That said, though, Adam reports, “No one really dumped on us. One of the little kids, who was a friend of the little girl who used the bat to try to get Brandon to stop beating her mom, saw us on the street and gave us a big thumbs up. Brandon’s best friend told me, ‘I’m sorry he died, but you did what you had to do.’ The apartment complex gave us a $50 gift certificate to go to dinner on them.”
Sleep disturbance is a virtually universal experience among those who’ve had to kill to survive. “I didn’t sleep for three days afterward,” Adam told us. “This eventually went away. I had flashbacks for a long time and still do occasionally, but not as bad or as vivid. Shannon had really bad flashbacks. We were comfortable talking about it, and that got us through a lot. Shannon got counseling. I got help from friends who had been through similar things, maybe more help than I would have gotten from a psychologist.”
In 2020, the Nesvicks moved to another state. “I thought getting away was the best thing, not being in the place every day where I had shot someone,” Adam explained.
The police gave him his gun back a month later. He was deeply touched to note the cops had not only wiped the blood spatter off the SIG but had cleaned and oiled it too.
His SIG went away. It carried too many unpleasant memories.

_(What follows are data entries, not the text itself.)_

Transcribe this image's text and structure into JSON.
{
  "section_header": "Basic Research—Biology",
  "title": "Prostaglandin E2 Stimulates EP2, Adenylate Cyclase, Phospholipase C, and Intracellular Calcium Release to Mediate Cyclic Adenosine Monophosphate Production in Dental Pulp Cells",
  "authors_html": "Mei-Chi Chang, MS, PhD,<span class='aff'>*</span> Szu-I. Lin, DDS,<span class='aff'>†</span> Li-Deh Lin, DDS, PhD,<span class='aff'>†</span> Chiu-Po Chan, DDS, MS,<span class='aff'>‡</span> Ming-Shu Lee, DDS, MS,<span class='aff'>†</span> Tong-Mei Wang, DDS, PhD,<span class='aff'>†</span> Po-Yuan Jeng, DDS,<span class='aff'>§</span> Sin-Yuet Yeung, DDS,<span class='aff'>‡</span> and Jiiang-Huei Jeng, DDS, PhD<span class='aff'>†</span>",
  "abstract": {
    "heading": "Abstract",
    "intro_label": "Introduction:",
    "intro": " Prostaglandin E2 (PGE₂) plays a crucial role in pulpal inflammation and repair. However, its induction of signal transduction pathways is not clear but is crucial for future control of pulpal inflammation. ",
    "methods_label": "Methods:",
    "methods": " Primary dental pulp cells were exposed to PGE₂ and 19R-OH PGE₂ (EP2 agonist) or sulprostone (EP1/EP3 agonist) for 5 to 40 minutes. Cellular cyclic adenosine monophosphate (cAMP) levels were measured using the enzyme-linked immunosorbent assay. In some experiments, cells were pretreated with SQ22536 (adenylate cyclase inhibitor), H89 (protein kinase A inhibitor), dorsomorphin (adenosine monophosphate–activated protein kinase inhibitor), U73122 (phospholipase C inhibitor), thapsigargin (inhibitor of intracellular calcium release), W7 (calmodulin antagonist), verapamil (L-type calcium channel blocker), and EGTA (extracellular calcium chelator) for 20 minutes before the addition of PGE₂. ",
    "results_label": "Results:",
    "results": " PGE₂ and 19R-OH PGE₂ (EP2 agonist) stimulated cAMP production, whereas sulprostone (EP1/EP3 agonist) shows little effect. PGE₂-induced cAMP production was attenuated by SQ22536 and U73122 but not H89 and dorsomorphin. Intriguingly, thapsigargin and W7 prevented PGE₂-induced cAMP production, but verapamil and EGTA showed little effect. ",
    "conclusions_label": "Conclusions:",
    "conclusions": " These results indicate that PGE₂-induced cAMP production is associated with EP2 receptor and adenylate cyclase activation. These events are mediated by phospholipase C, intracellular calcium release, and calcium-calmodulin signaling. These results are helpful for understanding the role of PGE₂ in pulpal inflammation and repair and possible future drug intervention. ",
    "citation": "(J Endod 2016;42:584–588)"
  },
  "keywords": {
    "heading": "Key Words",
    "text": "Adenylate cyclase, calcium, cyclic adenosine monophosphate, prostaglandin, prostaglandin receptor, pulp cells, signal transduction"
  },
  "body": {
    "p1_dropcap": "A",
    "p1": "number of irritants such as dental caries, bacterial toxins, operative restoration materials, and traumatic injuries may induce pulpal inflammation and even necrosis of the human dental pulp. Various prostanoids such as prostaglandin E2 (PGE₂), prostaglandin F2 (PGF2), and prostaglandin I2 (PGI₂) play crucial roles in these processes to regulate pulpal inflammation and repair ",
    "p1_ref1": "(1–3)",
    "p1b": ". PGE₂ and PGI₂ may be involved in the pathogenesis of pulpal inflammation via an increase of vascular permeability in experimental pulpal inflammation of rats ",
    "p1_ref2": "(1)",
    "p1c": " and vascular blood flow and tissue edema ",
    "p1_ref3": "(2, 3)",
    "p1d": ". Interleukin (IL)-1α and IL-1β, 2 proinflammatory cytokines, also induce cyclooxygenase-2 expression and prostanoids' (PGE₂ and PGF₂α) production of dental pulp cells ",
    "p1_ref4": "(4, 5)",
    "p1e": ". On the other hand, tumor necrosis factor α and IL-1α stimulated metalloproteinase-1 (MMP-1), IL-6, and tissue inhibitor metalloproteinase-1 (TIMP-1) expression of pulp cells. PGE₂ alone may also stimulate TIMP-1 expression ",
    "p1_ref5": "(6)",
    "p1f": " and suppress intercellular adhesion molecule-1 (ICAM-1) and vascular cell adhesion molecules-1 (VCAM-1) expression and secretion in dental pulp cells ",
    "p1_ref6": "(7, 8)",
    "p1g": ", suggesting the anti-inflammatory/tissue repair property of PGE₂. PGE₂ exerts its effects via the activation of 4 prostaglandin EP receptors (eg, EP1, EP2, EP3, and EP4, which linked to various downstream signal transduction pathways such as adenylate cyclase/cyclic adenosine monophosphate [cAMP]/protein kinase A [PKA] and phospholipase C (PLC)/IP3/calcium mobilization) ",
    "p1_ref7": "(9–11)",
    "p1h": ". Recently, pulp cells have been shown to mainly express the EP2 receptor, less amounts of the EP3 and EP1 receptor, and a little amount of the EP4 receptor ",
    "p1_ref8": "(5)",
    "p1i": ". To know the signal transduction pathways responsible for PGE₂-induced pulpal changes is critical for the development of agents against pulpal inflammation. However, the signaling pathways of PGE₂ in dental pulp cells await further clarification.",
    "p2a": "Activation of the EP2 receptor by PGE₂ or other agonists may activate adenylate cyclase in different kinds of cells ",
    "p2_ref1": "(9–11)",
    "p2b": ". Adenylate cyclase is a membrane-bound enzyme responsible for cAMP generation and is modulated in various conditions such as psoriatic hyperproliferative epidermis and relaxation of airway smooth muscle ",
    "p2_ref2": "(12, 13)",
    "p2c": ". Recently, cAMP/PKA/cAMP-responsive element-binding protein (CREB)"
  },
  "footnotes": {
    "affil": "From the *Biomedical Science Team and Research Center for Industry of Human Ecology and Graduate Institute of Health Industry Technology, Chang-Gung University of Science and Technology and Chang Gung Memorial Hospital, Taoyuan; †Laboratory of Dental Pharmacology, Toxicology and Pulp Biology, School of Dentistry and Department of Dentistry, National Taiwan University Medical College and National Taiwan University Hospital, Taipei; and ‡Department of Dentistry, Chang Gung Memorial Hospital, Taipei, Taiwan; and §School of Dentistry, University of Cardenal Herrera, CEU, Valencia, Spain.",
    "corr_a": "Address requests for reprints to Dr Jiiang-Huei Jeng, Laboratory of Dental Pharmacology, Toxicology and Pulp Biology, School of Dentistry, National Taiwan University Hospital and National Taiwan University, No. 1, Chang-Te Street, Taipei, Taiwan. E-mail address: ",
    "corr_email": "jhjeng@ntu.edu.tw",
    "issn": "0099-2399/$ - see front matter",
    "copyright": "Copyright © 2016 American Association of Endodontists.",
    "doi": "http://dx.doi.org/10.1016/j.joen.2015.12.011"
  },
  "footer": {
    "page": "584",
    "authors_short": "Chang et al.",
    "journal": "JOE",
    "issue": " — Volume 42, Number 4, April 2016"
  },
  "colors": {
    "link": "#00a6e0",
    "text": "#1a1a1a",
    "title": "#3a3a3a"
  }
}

Today Adam carries a CZ P10C.
Lessons
Excellent marksmanship, delivered at speed with the front sight visually indexed, put every shot where it needed to go and quickly ended the attack. The SIG M11-A1 had a full magazine of fifteen 9mm rounds. If Brandon had gotten it away from Adam, that was enough to kill the rescuer, his wife Shannon, and Brandon’s own significant other and her little girl, and any other witness who came into the line of fire. Adam Nesvick’s defensive gunfire very likely saved more lives than his own.
Adam had worked hard to develop shooting skill. He had learned from friends, read many books, and participated in gun-related internet forums. After the incident, he decided to seek formal training, and took a class from nationally recognized instructor John Murphy of Virginia. John told me Adam was very competent. Indeed, it was John Murphy who put me in touch with Adam and brought his story to these pages.
A lot of gun owners think home carry — wearing a handgun on their physical person when at home — is paranoid. If we think about it, the practice is a minor inconvenience for which in trade the homeowner gets instant access to a loaded gun when deadly danger suddenly presents itself. Had the SIG been on his hip instead of on his desk, Adam might have been able to back down Brandon before the latter put his bat to the throat of his victim. But there is no telling for certain.
You’ve all heard of “suicide by cop,” the self-destructive person who forces a lawman to kill him. This incident is a case of “suicide by armed citizen,” not the first such I’ve seen.
Adam Nesvick did the right thing. The criminal justice system immediately recognized that. Adam doesn’t consider himself a hero. He’s the only one who doesn’t.